During Canary's inaugural run on May 19th, he alerted 97,931 people that their security had been compromised with a really polite, really creepy email.

Screengrab: Atechdad.com

Just imagine getting that in your inbox for a minute. Personally, I wouldn't even open it, fearing—ironically—that I would get hacked with a phishing attempt. But, according to Julian, a lot of people did check out the email. While one person told him to "F**ck off," nine more people said thank you.

"The thank you notes I got were sincere," Julian wrote. "One of them validated the entire effort when the person indicated that they use the same password for everything and wanted to know which account had been compromised."

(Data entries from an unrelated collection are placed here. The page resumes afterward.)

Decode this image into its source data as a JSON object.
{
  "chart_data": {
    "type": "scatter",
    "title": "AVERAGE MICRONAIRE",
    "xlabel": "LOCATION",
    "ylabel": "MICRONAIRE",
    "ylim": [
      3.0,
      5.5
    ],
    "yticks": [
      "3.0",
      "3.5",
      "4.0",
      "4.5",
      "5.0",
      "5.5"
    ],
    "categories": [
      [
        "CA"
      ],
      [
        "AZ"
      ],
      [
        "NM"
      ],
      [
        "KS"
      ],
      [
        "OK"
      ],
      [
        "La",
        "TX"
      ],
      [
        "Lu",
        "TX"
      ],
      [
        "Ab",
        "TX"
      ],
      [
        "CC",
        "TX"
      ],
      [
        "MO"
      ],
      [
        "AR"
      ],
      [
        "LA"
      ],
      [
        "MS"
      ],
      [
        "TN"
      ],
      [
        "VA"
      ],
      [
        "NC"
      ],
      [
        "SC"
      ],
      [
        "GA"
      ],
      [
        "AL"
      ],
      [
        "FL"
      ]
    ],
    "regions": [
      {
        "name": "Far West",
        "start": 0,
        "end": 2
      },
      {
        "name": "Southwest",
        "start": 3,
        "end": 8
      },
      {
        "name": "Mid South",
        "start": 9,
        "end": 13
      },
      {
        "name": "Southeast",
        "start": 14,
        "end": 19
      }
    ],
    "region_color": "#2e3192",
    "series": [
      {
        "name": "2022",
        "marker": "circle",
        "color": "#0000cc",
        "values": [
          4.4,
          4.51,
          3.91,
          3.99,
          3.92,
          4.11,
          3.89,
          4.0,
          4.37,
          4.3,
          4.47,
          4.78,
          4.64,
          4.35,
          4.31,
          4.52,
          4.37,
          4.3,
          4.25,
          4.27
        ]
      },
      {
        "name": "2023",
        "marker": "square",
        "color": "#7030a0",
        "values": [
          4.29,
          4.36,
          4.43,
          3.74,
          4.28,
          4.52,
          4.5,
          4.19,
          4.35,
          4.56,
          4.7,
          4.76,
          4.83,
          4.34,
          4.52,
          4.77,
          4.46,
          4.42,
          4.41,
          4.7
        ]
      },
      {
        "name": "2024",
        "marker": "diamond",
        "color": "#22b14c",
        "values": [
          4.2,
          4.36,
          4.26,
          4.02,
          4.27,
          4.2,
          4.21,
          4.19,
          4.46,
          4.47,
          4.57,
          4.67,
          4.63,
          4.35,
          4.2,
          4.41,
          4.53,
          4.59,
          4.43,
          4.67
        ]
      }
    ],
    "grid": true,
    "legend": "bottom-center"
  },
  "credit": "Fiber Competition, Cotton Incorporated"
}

That's really nice and all, but one can pretty easily identify with the "F**ck you" guy. After all, just because someone's email is out there on the web as part of a potentially massive and impenetrable data dump, that doesn't necessarily mean that you should go ahead and send them a friendly message to their inbox.

But, then again, an even more important thing to keep in mind is that out of the nearly 100,000 people that Julian notified about their accounts being compromised on the web, just 10 opened the email and responded. Let's hope the rest of the people who received Julian's really-nice-but-potentially-scary email changed their passwords and moved on, for their sakes.

Julian's script has been running since May 19th, he wrote, and has so far collected around 300,000 password and email combinations on PasteBin. "I might just do it again," he wrote.